Harga yang lebih baik di tempat lain, ditambah dengan rasa frustrasi tentang kebijakan perdagangan AS, telah menyebabkan beberapa investor menyerah pada aset AS. “Beberapa klien sangat marah,” kata Sandra S. Martin, direktur pelaksana Martin Investment Management, yang berkantor di Palm Beach Gardens, Florida, dan Evanston, Illinois. Dia mengatakan beberapa klien Asia firma tersebut sekarang lebih fokus pada saham internasional.
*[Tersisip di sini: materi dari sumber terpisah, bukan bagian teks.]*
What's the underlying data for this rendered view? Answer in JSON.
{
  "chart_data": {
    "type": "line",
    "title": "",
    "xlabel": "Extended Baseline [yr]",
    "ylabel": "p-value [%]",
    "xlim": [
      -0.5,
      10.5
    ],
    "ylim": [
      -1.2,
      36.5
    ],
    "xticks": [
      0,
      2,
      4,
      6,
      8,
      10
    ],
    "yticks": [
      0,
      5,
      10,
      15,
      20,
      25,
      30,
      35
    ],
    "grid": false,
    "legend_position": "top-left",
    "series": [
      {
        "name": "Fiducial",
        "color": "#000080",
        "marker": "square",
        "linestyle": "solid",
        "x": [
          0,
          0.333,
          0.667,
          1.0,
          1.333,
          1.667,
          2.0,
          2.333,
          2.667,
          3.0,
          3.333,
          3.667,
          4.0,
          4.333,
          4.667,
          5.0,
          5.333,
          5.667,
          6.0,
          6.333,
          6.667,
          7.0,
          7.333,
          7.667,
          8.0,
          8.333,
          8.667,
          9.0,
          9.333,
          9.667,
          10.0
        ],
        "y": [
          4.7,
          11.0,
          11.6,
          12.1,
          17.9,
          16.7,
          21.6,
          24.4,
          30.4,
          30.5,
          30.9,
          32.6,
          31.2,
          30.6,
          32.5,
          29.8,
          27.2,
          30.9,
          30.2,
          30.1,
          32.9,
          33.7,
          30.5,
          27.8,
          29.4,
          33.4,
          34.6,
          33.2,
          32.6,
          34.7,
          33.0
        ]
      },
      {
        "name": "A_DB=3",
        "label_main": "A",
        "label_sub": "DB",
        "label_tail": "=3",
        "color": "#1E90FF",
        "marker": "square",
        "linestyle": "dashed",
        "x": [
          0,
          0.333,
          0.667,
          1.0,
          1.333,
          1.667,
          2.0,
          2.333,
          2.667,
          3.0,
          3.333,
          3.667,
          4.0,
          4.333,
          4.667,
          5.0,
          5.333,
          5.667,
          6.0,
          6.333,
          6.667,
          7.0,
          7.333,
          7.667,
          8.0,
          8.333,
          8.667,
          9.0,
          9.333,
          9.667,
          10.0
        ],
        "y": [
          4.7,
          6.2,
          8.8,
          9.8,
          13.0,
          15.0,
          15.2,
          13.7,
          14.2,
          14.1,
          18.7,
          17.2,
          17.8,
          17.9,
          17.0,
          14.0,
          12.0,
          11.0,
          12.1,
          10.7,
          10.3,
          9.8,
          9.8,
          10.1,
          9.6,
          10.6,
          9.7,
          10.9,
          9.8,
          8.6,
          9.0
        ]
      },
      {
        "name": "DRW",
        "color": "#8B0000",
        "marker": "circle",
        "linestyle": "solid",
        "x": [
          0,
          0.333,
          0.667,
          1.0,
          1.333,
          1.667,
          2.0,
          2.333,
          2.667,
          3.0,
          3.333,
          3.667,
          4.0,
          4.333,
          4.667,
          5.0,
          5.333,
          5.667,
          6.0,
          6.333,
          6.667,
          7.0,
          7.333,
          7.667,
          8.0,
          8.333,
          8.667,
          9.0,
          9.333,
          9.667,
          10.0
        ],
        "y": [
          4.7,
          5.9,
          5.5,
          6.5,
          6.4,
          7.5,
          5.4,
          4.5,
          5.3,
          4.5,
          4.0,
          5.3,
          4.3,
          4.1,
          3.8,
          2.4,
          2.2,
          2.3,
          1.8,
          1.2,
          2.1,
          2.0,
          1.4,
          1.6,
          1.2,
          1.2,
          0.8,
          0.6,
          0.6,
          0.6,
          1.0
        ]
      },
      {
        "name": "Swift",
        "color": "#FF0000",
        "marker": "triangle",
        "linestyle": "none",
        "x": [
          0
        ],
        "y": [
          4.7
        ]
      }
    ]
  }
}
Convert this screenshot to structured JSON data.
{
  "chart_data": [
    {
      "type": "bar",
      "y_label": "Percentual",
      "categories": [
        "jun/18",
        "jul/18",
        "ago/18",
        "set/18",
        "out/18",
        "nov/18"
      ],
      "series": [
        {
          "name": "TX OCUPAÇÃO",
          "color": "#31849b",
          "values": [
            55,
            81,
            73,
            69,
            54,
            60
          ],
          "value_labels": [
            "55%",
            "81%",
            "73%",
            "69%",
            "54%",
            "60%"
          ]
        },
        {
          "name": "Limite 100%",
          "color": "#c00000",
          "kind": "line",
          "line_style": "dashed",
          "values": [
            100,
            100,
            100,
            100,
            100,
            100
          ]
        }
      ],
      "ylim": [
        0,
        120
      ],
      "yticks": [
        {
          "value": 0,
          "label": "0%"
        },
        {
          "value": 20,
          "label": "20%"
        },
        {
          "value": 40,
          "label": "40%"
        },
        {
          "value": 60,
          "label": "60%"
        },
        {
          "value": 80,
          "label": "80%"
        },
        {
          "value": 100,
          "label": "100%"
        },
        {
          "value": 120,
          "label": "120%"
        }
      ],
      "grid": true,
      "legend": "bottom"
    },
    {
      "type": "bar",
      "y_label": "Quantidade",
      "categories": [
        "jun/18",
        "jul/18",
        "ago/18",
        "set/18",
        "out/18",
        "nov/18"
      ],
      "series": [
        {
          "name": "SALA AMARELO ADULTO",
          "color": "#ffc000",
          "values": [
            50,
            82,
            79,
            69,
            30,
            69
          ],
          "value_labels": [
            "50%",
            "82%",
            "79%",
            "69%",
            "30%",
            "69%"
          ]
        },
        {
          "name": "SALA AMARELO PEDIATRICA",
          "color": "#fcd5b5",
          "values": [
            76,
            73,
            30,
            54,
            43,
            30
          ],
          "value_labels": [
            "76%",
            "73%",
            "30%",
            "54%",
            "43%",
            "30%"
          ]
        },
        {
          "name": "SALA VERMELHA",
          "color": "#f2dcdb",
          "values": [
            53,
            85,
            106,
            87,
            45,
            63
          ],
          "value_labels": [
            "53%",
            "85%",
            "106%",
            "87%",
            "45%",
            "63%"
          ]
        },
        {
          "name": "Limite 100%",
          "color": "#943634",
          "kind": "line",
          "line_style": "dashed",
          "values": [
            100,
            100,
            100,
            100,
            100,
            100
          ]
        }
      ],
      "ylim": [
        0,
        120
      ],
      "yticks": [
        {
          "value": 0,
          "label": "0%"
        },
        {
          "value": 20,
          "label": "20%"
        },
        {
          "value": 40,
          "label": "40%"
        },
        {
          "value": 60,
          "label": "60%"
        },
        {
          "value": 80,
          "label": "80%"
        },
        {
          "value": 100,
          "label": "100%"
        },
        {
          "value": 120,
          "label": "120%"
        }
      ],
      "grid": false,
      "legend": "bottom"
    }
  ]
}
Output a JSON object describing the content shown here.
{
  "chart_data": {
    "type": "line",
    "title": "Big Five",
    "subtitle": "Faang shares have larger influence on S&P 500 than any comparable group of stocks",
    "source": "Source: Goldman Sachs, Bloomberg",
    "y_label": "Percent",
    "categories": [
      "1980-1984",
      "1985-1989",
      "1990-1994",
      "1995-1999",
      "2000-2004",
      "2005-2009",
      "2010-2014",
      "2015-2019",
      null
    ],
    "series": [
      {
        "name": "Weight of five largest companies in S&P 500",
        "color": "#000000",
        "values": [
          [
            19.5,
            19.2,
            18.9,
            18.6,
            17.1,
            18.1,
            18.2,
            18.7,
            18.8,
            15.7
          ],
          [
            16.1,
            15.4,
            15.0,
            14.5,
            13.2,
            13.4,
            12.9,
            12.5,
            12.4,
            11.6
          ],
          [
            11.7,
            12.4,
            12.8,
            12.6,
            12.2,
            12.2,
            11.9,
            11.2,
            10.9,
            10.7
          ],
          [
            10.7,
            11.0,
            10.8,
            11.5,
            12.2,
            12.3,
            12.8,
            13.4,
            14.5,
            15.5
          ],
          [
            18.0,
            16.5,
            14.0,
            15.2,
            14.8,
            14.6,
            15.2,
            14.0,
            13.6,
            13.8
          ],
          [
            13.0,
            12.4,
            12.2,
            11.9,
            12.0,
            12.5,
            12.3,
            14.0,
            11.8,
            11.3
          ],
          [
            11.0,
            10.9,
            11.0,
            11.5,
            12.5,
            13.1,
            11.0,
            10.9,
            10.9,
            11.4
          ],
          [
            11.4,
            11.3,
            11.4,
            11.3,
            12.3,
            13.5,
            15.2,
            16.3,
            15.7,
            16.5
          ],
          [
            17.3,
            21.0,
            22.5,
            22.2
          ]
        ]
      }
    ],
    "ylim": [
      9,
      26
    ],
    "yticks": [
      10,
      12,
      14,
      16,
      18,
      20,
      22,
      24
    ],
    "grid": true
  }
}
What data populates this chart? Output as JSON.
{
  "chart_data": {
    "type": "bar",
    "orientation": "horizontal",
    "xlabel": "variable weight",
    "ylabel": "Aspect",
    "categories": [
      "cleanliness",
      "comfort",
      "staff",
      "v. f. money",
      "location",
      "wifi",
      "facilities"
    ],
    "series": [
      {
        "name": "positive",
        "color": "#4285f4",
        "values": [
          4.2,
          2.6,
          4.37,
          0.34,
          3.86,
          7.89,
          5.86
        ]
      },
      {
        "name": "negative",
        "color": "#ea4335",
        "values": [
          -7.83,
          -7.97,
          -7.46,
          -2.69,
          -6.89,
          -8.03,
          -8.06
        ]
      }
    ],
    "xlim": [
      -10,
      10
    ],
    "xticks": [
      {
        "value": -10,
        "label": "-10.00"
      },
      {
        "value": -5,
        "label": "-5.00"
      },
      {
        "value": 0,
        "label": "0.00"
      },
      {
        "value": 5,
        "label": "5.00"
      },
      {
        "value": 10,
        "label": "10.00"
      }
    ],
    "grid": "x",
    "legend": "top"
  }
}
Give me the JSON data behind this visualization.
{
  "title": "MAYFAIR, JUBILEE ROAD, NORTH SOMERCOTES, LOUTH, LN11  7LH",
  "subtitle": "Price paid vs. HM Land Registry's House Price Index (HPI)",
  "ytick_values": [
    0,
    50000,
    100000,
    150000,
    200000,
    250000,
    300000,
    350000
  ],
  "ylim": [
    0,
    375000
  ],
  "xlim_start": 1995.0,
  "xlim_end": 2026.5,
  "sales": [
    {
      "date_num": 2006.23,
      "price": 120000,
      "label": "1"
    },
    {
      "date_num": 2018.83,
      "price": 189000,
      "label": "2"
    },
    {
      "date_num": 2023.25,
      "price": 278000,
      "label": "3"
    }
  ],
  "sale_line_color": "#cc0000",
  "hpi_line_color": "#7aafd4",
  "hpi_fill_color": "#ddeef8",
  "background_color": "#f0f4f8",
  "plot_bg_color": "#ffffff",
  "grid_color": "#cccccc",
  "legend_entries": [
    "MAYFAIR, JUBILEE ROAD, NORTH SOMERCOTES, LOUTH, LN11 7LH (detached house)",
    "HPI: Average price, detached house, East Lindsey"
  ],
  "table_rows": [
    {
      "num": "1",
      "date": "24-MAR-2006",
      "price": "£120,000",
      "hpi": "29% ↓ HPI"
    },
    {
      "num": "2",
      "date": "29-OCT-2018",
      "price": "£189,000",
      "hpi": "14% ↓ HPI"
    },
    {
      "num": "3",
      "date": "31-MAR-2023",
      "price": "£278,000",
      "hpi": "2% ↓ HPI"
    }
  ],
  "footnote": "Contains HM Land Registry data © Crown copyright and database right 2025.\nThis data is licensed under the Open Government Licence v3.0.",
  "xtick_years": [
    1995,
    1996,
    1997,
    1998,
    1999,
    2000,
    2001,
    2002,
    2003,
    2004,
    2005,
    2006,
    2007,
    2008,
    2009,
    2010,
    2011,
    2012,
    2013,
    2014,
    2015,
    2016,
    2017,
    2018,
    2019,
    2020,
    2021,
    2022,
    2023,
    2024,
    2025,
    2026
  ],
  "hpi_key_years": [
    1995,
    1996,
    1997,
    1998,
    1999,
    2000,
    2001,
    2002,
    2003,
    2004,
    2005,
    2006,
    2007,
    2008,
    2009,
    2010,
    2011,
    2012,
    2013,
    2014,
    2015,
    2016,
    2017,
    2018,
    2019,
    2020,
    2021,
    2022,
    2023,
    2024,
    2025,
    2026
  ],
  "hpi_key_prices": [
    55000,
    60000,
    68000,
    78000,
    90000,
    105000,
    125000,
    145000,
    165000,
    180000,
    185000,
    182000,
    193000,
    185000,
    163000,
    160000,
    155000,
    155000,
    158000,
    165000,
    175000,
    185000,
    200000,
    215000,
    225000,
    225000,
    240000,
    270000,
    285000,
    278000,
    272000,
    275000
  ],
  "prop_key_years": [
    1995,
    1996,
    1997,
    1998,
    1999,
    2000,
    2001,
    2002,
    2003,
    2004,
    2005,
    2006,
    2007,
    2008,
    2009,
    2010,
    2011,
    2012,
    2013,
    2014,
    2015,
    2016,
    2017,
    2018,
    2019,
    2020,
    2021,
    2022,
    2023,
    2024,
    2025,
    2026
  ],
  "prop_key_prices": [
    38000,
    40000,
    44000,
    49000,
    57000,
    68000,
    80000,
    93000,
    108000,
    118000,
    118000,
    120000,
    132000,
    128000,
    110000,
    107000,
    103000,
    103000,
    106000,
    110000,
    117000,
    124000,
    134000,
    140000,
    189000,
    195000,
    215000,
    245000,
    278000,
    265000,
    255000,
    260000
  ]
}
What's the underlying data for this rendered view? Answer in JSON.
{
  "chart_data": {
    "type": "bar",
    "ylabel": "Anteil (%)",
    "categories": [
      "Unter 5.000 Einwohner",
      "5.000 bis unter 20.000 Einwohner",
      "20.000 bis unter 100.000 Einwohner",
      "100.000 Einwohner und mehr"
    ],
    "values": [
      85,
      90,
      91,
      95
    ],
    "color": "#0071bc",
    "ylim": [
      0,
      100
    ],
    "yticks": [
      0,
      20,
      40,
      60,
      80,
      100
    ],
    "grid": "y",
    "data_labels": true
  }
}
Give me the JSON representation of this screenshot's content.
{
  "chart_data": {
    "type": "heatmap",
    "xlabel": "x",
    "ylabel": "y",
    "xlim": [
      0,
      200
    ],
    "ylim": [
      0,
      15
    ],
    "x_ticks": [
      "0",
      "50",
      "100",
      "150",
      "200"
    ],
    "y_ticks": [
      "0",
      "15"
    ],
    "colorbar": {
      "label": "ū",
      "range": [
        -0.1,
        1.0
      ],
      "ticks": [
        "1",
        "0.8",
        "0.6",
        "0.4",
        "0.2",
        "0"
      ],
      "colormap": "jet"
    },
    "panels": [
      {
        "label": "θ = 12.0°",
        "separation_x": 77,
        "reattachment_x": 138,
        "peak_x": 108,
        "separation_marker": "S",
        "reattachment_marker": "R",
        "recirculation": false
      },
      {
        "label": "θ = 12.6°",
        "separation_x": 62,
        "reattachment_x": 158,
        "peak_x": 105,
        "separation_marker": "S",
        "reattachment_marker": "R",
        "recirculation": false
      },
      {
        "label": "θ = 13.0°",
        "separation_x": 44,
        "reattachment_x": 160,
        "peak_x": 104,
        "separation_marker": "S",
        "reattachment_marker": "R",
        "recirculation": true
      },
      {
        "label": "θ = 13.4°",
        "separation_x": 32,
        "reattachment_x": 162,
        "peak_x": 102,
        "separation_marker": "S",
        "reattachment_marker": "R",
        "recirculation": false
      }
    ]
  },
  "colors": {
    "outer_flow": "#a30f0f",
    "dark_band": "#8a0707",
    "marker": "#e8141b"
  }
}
Tidak semuanya suram di dunia investasi. Awal yang tidak menentu di tahun 2025 telah menciptakan peluang pembelian yang lebih baik pada beberapa saham yang telah menjadi terlalu mahal. “Investor rata-rata perlu berpikir untuk jangka panjang,” kata Joseph Parnes, presiden Technomart Investment Advisors di Baltimore. Dia menyebut dirinya sebagai orang yang suka menentang dan optimis. “Anda harus memanfaatkan kemerosotan, dan dalam dua hingga tiga tahun kita akan melihat pertumbuhan yang solid,” katanya.
Sharon Hill, seorang manajer portofolio senior di Vanguard, menyukai saham pembayar dividen, khususnya di industri perbankan dan farmasi, dan terutama saat imbal hasil obligasi menurun. “Saham berimbal hasil tinggi sudah lebih menarik sebagai aset aman,” kata Hill.
Ia memperkirakan volatilitas di pasar obligasi akan membuat saham tersebut semakin menarik.